Myanmar menggelar pemilu pertama usai lima tahun perang saudara hari ini. Namun, banyak anak muda yang sebelumnya memberikan suaranya dalam pemilu sebelumnya disebut tampak absen dari pemilu yang diselenggarakan militer hari ini.
Akan tetapi, pemilih yang lebih tua disebut mendominasi jumlah pemilih pada pemilu kali ini.
Dilansir AFP, Minggu (28/12/2025), banyak warga telah meninggalkan negara yang dilanda perang ini sejak militer merebut kekuasaan lima tahun lalu. Mereka yang pergi dari Myanmar termasuk banyak pria usia wajib militer hingga 35 tahun atau anak muda yang mencari penghidupan yang lebih baik di luar ekonomi Myanmar yang lesu.
Sementara itu bagi anak muda yang masih berada di Myanmar pun tidak terlalu antusias untuk ikut serta dalam pemilu tersebut. Para aktivis hak asasi manusia internasional menganggap pemilu yang digelar milter itu sebagai pemilu palsu.
"Sebagian besar orang yang pergi untuk memilih adalah orang tua," kata seorang pria berusia 20-an di daerah Mandalay, yang meminta untuk tetap anonim karena alasan keamanan.

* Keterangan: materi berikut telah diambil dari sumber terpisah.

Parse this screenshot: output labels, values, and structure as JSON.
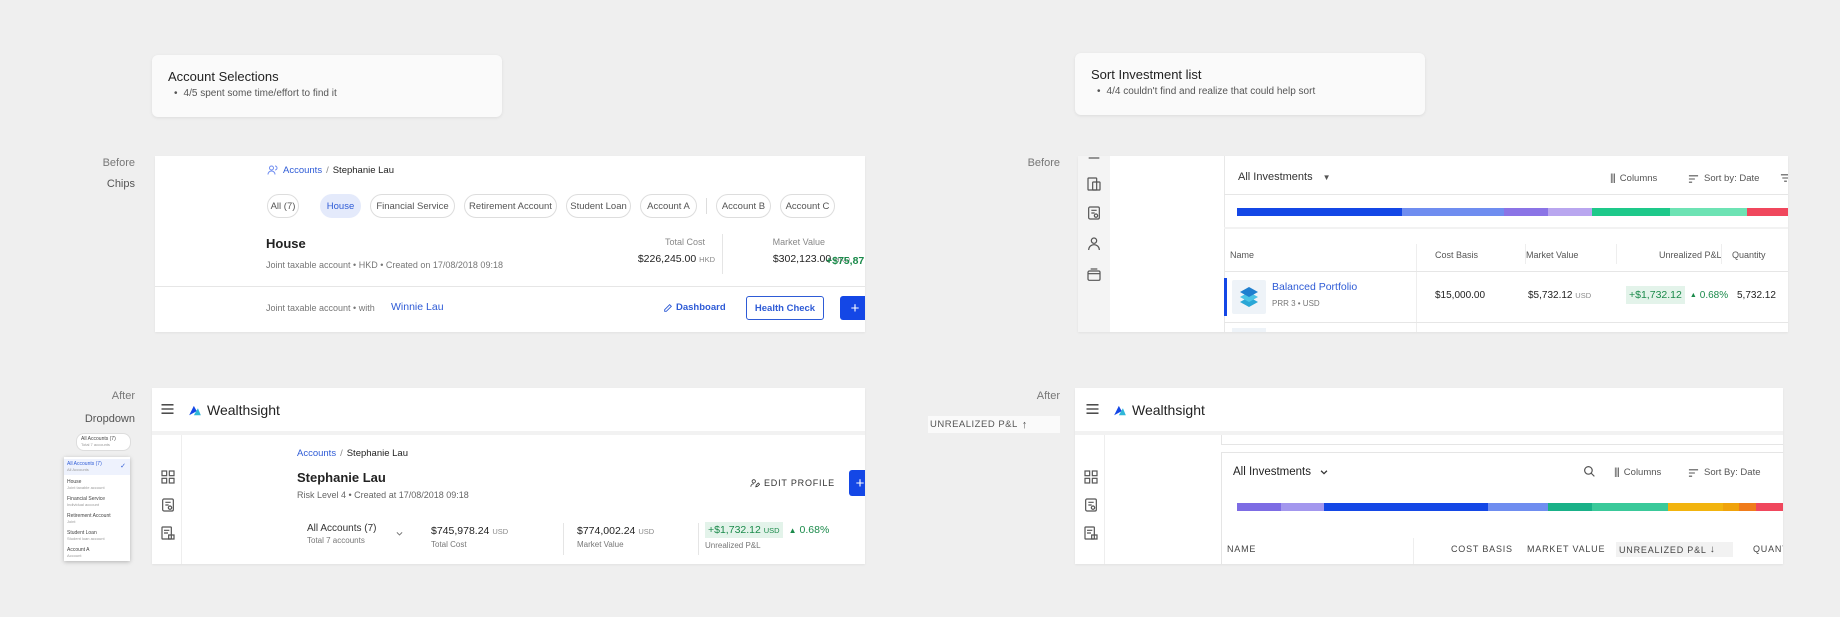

"Saya rasa tidak ada yang ingin terlibat dalam kekacauan ini," katanya kepada AFP.
"Orang-orang mungkin tidak percaya pada keadilan pemilu ini," tambahnya.
Sementara itu, di sebuah tempat pemungutan suara dekat Pagoda Sule yang berlapis emas di pusat kota Yangon, para pemilih sebagian besar adalah warga lanjut usia, ibu-ibu yang menggendong anak, dan ibu rumah tangga yang membawa keranjang belanja.
Menurut seorang pejabat pemilihan setempat menyebut, dari sekitar 1.400 orang yang terdaftar di lokasi tersebut, kurang dari 500 orang telah memberikan suara mereka kurang dari dua jam sebelum tempat pemungutan suara ditutup.
Pada pemilihan terakhir tahun 2020, tingkat partisipasi pemilih sekitar 70 persen.